BISNISSULAWESI.COM, BATAM – Otoritas Jasa Keuangan (OJK) memperluas akses pembiayaan Usaha Mikro kecil dan Menengah (UMKM) dengan pemanfaatan Inovasi Teknologi Sektor Keuangan (ITSK) untuk mendukung pengembangan potensi ekonomi daerah.
Upaya tersebut diwujudkan melalui sinergi pemerintah daerah, sektor jasa keuangan, pelaku UMKM, industri teknologi, dan perguruan tinggi.
Kepala Eksekutif Pengawas Inovasi Teknologi Sektor Keuangan, Aset Keuangan Digital, dan Aset Kripto OJK, Adi Budiarso mengatakan, pemanfaatan teknologi sektor keuangan dapat membuka akses pembiayaan bagi pelaku usaha yang belum terjangkau layanan sektor keuangan.
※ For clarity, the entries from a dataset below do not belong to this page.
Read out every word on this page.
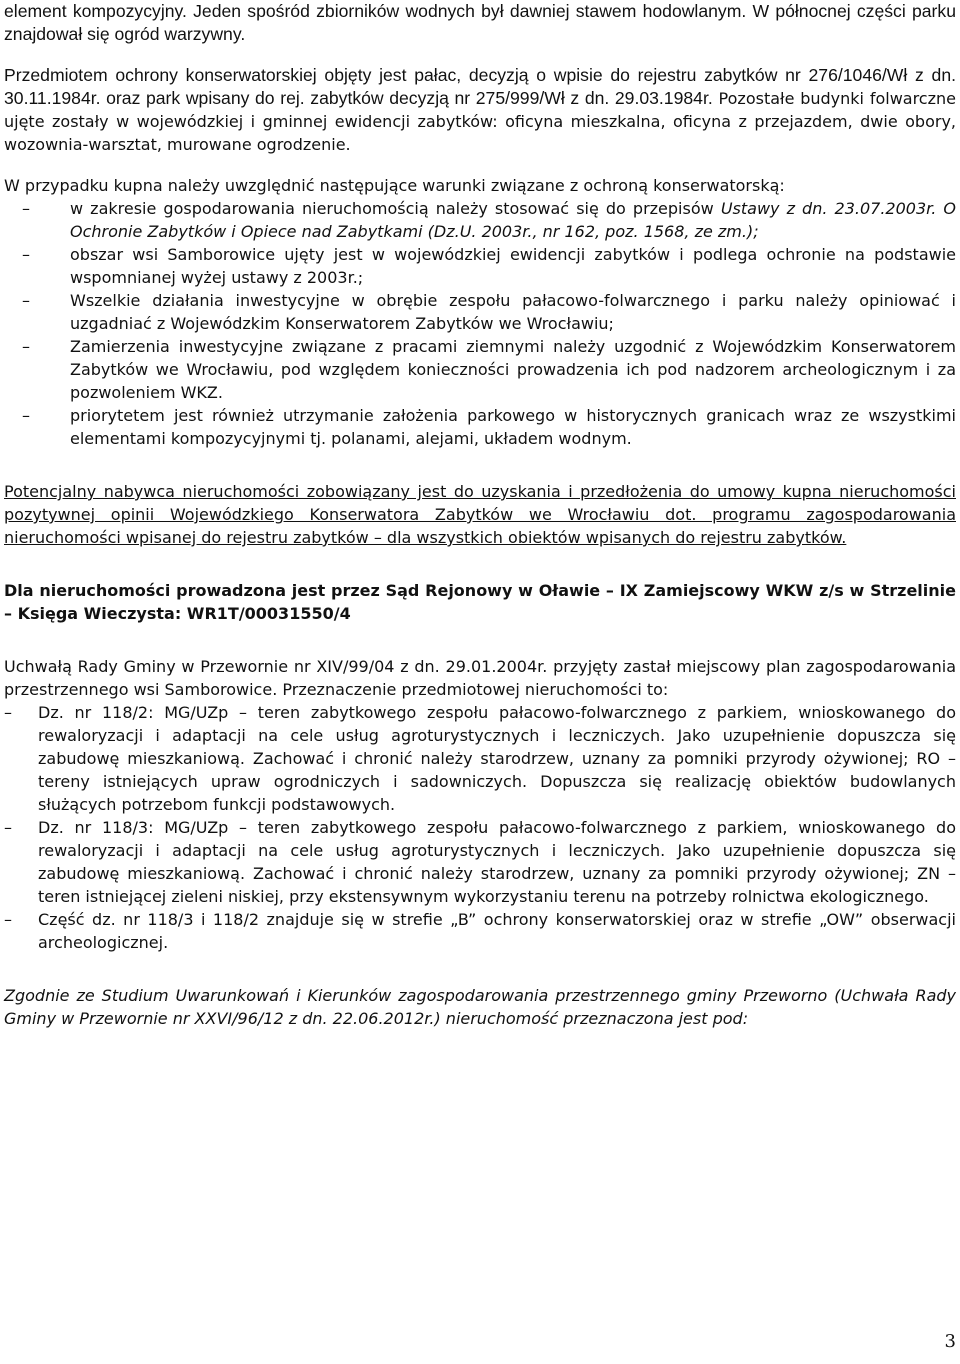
element kompozycyjny. Jeden spośród zbiorników wodnych był dawniej stawem hodowlanym. W północnej części parku znajdował się ogród warzywny.

Przedmiotem ochrony konserwatorskiej objęty jest pałac, decyzją o wpisie do rejestru zabytków nr 276/1046/Wł z dn. 30.11.1984r. oraz park wpisany do rej. zabytków decyzją nr 275/999/Wł z dn. 29.03.1984r. Pozostałe budynki folwarczne ujęte zostały w wojewódzkiej i gminnej ewidencji zabytków: oficyna mieszkalna, oficyna z przejazdem, dwie obory, wozownia-warsztat, murowane ogrodzenie.

W przypadku kupna należy uwzględnić następujące warunki związane z ochroną konserwatorską:

– w zakresie gospodarowania nieruchomością należy stosować się do przepisów Ustawy z dn. 23.07.2003r. O Ochronie Zabytków i Opiece nad Zabytkami (Dz.U. 2003r., nr 162, poz. 1568, ze zm.);
– obszar wsi Samborowice ujęty jest w wojewódzkiej ewidencji zabytków i podlega ochronie na podstawie wspomnianej wyżej ustawy z 2003r.;
– Wszelkie działania inwestycyjne w obrębie zespołu pałacowo-folwarcznego i parku należy opiniować i uzgadniać z Wojewódzkim Konserwatorem Zabytków we Wrocławiu;
– Zamierzenia inwestycyjne związane z pracami ziemnymi należy uzgodnić z Wojewódzkim Konserwatorem Zabytków we Wrocławiu, pod względem konieczności prowadzenia ich pod nadzorem archeologicznym i za pozwoleniem WKZ.
– priorytetem jest również utrzymanie założenia parkowego w historycznych granicach wraz ze wszystkimi elementami kompozycyjnymi tj. polanami, alejami, układem wodnym.

Potencjalny nabywca nieruchomości zobowiązany jest do uzyskania i przedłożenia do umowy kupna nieruchomości pozytywnej opinii Wojewódzkiego Konserwatora Zabytków we Wrocławiu dot. programu zagospodarowania nieruchomości wpisanej do rejestru zabytków – dla wszystkich obiektów wpisanych do rejestru zabytków.

Dla nieruchomości prowadzona jest przez Sąd Rejonowy w Oławie – IX Zamiejscowy WKW z/s w Strzelinie – Księga Wieczysta: WR1T/00031550/4

Uchwałą Rady Gminy w Przewornie nr XIV/99/04 z dn. 29.01.2004r. przyjęty zastał miejscowy plan zagospodarowania przestrzennego wsi Samborowice. Przeznaczenie przedmiotowej nieruchomości to:

– Dz. nr 118/2: MG/UZp – teren zabytkowego zespołu pałacowo-folwarcznego z parkiem, wnioskowanego do rewaloryzacji i adaptacji na cele usług agroturystycznych i leczniczych. Jako uzupełnienie dopuszcza się zabudowę mieszkaniową. Zachować i chronić należy starodrzew, uznany za pomniki przyrody ożywionej; RO – tereny istniejących upraw ogrodniczych i sadowniczych. Dopuszcza się realizację obiektów budowlanych służących potrzebom funkcji podstawowych.
– Dz. nr 118/3: MG/UZp – teren zabytkowego zespołu pałacowo-folwarcznego z parkiem, wnioskowanego do rewaloryzacji i adaptacji na cele usług agroturystycznych i leczniczych. Jako uzupełnienie dopuszcza się zabudowę mieszkaniową. Zachować i chronić należy starodrzew, uznany za pomniki przyrody ożywionej; ZN – teren istniejącej zieleni niskiej, przy ekstensywnym wykorzystaniu terenu na potrzeby rolnictwa ekologicznego.
– Część dz. nr 118/3 i 118/2 znajduje się w strefie „B” ochrony konserwatorskiej oraz w strefie „OW” obserwacji archeologicznej.

Zgodnie ze Studium Uwarunkowań i Kierunków zagospodarowania przestrzennego gminy Przeworno (Uchwała Rady Gminy w Przewornie nr XXVI/96/12 z dn. 22.06.2012r.) nieruchomość przeznaczona jest pod:

3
Kolaborasi lintas daerah dan lintas sektor menjadi sangat penting dengan melibatkan regulator, industri, perguruan tinggi, dan masyarakat.
“Perkembangan ekonomi digital perlu memberikan manfaat yang semakin luas dengan tetap menjaga kepercayaan, keamanan, dan keberlanjutan ekosistem,” ujar Adi pada Forum Sinergi Pengembangan Ekonomi Daerah melalui Pemanfaatan ITSK di Batam, Kepulauan Riau, Senin, 31 Agustus 2026.
Forum yang berlangsung hingga hari ini, Selasa, 1 September 2026, merupakan program Pengembangan Ekonomi Daerah (PED) yang mendorong pemanfaatan produk dan layanan sektor jasa keuangan untuk mendukung sektor ekonomi unggulan daerah.
Program PED sejalan dengan agenda strategis OJK dalam pendalaman pasar keuangan, peningkatan pembiayaan, penguatan ekosistem UMKM, serta peningkatan literasi, inklusi, dan pelindungan konsumen.
Sementara itu, Staf Ahli Gubernur Bidang Ekonomi dan Pembangunan Andri Rizal mengatakan, transformasi digital perlu menjadi bagian strategi pembangunan ekonomi dan peningkatan kesejahteraan masyarakat. Karakteristik Kepulauan Riau sebagai provinsi kepulauan menjadikan teknologi penting untuk memperluas jangkauan layanan keuangan.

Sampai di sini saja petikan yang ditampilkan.